Still, Mr. Piller began to view Roddenberry’s Box as a positive thing, believing that it prevented writers from falling back on familiar storytelling devices and forced them to be original. Also, he reasoned that Star Trek had been staying within Roddenberry’s Box since the 1960s and had proven to be successful, so obviously Gene was doing something right. Each of these lines of reasoning, I believe, is fatally flawed.

First of all, the huge run of success that prompted Paramount to bring Star Trek:The Next Generation into existence in the first place all happened before Roddenberry’s Box was even a thing. Watch the Original Series, which was produced before throngs of adoring fans convinced Roddenberry that he was a Visionary Prophet Who Could Do No Wrong. The regulars are all virtuous and generally free of the worst human flaws like bigotry or greed, but they’re not perfect.

And the most successful films that came out before The Next Generation went into production were the Harve Bennett-produced Star Treks II, III, and IV over which Roddenberry had no control whatever. In fact, Gene often complained vociferously about how Bennett and his team failed to depict the idyllic 23rd century future he envisioned. The control that Gene did exert over the first film was seen as a big reason why it turned out to be a talky and ponderous bore, and the word in the Star Trek fan community is that Paramount tapped him to create The Next Generation only after Harve Bennett and Leonard Nimoy turned them down.

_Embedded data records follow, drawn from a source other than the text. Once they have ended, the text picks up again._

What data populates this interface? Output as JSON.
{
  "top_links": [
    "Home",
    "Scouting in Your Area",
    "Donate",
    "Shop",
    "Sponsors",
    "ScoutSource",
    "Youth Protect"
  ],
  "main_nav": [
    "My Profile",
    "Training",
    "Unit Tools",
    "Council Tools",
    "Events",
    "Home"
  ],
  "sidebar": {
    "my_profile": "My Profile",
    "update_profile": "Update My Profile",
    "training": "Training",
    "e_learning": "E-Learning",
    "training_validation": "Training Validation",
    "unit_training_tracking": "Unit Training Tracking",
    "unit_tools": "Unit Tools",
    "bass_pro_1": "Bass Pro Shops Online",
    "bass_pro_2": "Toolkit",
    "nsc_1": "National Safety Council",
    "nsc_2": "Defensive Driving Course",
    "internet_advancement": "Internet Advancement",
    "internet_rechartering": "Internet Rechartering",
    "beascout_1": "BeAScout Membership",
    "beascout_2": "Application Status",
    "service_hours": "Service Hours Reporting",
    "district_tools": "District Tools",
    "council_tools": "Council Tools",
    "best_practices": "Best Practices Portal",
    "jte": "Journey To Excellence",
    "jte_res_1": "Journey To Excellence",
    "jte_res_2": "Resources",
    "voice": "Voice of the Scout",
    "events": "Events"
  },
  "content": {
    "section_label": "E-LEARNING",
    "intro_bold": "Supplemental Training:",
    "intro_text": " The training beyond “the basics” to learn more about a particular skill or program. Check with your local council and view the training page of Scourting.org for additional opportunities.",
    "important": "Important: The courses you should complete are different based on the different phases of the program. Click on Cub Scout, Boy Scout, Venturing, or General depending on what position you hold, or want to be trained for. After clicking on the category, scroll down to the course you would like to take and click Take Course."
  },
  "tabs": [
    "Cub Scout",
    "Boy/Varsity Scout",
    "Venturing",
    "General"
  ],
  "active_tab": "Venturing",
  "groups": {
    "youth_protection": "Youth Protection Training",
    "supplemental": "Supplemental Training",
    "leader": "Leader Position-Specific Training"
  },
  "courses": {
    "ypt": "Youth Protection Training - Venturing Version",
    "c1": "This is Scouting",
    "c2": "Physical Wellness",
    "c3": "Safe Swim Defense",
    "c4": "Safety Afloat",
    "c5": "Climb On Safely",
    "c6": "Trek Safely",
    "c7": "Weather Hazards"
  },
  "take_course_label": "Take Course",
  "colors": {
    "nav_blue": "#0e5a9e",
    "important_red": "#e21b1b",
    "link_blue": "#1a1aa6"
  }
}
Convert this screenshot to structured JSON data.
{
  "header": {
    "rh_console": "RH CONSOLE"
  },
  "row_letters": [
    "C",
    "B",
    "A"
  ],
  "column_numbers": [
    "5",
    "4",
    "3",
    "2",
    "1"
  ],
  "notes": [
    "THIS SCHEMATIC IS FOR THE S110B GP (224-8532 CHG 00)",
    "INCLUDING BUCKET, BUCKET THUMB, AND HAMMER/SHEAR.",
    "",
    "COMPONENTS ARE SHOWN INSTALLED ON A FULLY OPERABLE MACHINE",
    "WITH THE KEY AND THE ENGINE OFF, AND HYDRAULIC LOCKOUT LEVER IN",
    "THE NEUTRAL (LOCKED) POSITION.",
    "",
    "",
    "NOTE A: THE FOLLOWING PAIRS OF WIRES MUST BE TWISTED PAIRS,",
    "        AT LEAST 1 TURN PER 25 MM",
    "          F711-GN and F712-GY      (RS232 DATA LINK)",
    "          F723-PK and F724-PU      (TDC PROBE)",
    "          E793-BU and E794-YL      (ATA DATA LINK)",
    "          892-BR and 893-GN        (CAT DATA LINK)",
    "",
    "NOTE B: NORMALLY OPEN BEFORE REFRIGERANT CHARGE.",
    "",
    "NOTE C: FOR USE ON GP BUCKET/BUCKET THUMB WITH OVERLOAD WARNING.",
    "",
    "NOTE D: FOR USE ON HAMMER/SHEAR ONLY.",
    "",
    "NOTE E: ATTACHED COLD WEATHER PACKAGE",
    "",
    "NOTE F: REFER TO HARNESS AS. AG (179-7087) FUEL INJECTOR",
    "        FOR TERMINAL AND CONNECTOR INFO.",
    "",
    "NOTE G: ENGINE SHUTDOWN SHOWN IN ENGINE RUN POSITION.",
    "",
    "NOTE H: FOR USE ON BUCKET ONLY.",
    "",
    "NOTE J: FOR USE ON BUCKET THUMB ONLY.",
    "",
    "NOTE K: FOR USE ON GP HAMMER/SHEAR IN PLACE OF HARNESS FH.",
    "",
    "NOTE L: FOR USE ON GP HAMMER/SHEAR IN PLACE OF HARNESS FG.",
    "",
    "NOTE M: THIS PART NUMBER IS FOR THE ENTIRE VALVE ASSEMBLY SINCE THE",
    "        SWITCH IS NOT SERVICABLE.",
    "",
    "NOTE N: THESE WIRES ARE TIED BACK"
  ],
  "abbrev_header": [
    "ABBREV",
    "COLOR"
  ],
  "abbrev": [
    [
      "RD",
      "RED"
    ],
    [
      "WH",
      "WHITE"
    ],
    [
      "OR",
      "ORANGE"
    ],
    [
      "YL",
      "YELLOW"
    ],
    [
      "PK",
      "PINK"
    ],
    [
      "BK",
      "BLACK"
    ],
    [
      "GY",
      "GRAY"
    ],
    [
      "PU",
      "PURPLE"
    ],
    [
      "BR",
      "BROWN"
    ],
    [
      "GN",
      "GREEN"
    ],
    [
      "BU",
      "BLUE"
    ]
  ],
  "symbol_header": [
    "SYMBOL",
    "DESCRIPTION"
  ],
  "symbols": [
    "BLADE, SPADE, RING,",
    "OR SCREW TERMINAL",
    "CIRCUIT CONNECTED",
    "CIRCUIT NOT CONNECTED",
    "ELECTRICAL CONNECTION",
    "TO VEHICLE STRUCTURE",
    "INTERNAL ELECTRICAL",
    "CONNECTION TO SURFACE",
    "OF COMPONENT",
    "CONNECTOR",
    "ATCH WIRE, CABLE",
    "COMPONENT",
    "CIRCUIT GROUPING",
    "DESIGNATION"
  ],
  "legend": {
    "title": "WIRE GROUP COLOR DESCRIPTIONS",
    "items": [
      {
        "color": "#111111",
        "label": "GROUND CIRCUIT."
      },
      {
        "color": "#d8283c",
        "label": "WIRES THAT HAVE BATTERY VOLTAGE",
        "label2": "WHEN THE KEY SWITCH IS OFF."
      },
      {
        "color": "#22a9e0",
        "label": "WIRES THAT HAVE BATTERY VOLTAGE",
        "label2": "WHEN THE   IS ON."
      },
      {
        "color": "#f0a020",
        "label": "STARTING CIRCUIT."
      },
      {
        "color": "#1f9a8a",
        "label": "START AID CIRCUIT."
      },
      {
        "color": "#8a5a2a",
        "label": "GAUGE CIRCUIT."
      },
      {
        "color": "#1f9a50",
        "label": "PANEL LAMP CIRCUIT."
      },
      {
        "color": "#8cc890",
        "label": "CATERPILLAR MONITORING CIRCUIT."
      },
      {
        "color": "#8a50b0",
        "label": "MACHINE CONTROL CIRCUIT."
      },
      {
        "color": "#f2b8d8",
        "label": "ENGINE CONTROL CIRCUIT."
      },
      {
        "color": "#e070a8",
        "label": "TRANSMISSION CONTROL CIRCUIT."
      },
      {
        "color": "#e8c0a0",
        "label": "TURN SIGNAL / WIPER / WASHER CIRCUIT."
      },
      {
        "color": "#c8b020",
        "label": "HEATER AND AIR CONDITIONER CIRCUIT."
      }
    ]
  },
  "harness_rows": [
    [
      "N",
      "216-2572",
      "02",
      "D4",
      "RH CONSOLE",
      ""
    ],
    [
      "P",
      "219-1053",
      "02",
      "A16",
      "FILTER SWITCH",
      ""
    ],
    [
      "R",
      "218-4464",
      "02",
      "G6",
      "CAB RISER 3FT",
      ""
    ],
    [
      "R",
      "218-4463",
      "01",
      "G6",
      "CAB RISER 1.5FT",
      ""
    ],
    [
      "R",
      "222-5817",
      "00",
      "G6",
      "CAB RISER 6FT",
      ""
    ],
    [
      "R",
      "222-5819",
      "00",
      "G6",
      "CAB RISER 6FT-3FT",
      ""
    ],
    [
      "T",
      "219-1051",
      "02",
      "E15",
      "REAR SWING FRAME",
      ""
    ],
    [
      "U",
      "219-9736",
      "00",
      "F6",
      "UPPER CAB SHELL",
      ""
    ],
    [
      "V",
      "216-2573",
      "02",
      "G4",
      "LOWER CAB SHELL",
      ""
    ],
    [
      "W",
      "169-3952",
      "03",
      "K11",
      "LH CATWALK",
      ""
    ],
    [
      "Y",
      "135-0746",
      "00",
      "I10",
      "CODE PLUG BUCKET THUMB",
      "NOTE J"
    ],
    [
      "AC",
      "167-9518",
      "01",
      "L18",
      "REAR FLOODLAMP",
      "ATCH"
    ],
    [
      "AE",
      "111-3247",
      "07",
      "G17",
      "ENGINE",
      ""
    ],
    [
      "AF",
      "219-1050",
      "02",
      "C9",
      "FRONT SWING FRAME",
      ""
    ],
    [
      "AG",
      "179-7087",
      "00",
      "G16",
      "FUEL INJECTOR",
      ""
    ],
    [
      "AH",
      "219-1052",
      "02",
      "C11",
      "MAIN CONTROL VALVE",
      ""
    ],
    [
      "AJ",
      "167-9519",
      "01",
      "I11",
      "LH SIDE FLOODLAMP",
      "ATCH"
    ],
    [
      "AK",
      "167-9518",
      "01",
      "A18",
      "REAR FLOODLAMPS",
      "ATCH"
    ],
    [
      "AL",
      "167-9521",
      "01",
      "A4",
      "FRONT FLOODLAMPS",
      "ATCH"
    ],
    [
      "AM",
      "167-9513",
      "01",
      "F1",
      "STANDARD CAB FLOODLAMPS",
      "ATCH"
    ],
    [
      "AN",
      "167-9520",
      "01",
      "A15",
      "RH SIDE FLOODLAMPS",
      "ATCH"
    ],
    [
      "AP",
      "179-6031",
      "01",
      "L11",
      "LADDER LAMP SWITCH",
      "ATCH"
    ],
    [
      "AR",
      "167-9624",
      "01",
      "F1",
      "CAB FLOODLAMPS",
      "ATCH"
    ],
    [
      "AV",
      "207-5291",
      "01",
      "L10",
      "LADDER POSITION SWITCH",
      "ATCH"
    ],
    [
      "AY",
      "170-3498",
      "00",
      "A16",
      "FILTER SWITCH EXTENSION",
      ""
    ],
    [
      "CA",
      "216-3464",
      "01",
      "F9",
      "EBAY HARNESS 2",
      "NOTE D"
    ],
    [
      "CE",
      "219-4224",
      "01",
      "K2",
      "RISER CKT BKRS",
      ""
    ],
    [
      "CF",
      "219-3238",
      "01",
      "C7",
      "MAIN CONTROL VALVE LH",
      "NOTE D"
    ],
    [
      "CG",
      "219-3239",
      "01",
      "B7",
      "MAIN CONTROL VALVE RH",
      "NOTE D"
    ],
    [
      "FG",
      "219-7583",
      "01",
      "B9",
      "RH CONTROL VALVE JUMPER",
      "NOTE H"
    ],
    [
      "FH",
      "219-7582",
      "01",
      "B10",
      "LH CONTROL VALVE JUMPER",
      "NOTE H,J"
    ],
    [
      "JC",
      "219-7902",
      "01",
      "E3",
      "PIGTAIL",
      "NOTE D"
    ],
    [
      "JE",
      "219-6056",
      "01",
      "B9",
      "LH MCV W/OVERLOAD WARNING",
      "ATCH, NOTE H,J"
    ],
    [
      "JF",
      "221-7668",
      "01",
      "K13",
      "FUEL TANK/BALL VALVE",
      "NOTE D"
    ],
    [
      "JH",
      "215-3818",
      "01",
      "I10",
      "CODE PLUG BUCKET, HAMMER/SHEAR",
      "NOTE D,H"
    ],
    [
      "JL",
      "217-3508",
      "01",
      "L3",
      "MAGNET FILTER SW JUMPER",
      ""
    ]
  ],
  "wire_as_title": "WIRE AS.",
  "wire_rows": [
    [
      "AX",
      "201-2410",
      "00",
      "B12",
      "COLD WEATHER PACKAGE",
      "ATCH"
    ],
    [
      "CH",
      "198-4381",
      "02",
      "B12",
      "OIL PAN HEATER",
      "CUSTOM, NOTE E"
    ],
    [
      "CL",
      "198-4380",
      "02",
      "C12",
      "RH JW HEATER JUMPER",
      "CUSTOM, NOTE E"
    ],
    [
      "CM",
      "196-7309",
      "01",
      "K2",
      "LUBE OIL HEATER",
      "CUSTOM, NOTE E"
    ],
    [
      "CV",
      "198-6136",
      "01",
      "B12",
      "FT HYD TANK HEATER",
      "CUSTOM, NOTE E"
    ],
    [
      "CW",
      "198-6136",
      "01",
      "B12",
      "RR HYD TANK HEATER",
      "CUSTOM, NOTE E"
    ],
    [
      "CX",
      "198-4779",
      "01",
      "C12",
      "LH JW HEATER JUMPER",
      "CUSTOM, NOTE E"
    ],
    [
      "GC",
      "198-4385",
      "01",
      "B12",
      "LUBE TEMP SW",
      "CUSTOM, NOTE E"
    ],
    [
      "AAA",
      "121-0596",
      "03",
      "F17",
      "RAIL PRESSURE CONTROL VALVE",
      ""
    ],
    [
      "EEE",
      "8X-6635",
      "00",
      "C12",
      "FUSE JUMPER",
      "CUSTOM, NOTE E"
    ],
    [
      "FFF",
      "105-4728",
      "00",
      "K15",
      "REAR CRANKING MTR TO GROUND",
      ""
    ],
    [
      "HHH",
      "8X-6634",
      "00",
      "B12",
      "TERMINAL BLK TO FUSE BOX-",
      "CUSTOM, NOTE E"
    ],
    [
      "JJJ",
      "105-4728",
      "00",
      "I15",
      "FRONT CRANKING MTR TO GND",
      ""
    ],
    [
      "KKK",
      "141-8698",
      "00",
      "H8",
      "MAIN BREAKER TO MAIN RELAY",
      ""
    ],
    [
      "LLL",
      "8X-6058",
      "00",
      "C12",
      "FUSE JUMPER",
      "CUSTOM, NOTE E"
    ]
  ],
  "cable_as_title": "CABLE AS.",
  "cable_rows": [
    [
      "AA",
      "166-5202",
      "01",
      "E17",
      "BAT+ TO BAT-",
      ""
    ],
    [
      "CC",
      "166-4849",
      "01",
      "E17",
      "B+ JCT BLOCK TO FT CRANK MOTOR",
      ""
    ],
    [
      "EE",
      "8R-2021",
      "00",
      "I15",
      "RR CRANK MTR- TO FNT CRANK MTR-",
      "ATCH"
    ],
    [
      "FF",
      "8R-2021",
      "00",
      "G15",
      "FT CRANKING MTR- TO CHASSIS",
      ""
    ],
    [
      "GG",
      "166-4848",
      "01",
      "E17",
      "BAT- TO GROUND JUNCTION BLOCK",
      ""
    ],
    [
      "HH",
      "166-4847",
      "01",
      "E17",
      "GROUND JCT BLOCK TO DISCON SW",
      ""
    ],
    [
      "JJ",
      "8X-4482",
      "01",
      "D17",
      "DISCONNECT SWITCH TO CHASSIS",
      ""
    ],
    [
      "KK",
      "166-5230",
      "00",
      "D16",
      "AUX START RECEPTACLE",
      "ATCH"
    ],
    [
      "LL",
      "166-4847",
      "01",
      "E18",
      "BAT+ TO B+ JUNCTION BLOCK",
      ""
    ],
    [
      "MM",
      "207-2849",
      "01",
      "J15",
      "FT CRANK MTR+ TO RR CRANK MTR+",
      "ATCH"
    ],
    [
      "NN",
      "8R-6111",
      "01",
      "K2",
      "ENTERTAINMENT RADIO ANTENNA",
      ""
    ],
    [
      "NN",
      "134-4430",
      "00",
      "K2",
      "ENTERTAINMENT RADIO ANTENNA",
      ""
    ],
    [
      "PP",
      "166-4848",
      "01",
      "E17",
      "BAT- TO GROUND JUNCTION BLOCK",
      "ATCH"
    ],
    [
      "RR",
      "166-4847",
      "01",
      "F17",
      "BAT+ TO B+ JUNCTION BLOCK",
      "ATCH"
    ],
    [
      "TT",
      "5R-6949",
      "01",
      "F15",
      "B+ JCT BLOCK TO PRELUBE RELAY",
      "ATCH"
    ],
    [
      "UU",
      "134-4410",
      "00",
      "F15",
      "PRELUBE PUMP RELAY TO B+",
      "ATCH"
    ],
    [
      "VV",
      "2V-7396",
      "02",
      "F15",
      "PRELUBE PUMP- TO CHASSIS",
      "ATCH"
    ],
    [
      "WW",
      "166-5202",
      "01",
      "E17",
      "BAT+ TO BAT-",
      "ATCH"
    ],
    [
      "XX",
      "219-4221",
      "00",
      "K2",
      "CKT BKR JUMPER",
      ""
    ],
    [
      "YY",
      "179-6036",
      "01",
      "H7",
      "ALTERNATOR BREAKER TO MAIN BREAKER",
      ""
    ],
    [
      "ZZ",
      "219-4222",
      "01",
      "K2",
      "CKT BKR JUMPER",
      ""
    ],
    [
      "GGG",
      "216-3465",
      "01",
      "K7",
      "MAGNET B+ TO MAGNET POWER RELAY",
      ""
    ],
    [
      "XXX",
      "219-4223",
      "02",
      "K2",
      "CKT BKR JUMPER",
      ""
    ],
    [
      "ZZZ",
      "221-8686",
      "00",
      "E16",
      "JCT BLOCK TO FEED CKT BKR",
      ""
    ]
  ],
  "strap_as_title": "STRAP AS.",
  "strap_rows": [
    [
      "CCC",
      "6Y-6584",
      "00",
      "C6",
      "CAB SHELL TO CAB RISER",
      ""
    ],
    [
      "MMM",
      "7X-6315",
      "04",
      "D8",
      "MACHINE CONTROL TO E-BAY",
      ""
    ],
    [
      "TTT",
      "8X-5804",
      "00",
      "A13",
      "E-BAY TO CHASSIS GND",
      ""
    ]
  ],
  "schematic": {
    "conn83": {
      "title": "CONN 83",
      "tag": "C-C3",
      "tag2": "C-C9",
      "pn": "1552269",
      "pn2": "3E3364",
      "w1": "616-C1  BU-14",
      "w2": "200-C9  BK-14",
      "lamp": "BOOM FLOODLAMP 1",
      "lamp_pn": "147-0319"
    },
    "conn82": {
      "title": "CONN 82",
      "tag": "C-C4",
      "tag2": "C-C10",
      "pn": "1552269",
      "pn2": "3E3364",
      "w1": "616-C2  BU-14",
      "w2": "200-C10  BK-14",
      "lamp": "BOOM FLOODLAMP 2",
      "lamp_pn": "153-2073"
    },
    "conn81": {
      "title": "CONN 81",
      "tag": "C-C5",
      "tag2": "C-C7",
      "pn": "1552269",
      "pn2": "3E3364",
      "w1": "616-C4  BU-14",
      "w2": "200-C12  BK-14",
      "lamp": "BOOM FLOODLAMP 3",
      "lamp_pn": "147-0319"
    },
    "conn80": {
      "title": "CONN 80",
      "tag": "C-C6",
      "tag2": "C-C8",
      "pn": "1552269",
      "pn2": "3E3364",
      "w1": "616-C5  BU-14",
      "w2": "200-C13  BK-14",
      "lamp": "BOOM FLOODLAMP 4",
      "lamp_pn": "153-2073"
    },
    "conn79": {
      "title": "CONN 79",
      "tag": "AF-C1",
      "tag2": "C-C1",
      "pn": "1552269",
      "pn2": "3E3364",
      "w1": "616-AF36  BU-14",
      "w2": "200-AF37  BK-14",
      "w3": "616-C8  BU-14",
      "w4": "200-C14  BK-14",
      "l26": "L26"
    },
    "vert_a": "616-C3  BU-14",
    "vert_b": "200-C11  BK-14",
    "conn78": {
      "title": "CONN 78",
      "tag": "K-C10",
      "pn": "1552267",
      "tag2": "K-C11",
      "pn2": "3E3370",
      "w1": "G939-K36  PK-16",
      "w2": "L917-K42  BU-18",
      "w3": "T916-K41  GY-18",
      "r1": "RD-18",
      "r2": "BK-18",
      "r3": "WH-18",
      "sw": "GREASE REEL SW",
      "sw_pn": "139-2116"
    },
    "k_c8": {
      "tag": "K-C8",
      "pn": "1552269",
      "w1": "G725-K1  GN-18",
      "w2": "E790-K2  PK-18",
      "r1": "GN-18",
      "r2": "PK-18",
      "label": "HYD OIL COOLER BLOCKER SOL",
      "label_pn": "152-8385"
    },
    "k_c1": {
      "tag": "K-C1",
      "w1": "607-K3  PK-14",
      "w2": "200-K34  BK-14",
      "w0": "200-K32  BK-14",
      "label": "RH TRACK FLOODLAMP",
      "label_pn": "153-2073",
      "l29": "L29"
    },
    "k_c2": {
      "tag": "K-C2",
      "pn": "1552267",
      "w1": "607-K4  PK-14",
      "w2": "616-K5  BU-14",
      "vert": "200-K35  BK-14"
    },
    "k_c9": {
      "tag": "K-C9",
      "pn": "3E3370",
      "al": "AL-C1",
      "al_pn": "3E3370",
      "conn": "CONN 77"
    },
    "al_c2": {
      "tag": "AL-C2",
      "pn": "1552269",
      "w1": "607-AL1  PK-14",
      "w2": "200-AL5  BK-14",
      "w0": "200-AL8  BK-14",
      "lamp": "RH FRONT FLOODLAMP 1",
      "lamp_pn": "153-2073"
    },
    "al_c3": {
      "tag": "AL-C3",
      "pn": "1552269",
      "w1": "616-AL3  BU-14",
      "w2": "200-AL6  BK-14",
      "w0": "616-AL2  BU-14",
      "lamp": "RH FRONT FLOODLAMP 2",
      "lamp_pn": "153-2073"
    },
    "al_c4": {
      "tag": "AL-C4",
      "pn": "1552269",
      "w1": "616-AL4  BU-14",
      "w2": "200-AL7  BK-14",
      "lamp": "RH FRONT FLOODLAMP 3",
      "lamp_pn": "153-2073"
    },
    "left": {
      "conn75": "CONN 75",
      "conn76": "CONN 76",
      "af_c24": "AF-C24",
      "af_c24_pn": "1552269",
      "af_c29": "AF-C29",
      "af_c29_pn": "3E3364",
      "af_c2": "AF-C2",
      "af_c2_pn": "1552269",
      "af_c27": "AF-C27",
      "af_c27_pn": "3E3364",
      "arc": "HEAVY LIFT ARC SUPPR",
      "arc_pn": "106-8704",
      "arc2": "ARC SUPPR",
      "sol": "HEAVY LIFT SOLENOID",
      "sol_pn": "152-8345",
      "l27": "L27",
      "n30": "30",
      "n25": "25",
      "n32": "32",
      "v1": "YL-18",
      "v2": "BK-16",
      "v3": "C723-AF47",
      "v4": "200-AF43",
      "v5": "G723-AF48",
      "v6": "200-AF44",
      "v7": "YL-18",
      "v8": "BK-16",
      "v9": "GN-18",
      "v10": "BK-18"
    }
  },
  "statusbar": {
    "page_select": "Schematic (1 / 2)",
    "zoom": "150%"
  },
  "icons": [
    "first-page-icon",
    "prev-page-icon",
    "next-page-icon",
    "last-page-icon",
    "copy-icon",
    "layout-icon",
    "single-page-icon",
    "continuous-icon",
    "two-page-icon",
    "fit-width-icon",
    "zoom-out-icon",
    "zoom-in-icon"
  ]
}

Secondly, there are no truly “original” stories. Humans have been writing fiction for thousands of years, and virtually every story that can be told has been told in some form. In some ways, writing fiction is like reaching into a big bag of Legos and building something new out of the preexisting pieces you find there. This is especially true when you’re writing for an established franchise like Star Trek. All Roddenberry’s Box did was take away the various types of human conflict that writers have been using for millennia as the building blocks of drama. To replace them, Star Trek’s writers were forced to come up with new, inferior building blocks that mostly involved technobabble and increasingly ludicrous sci-fi scenarios.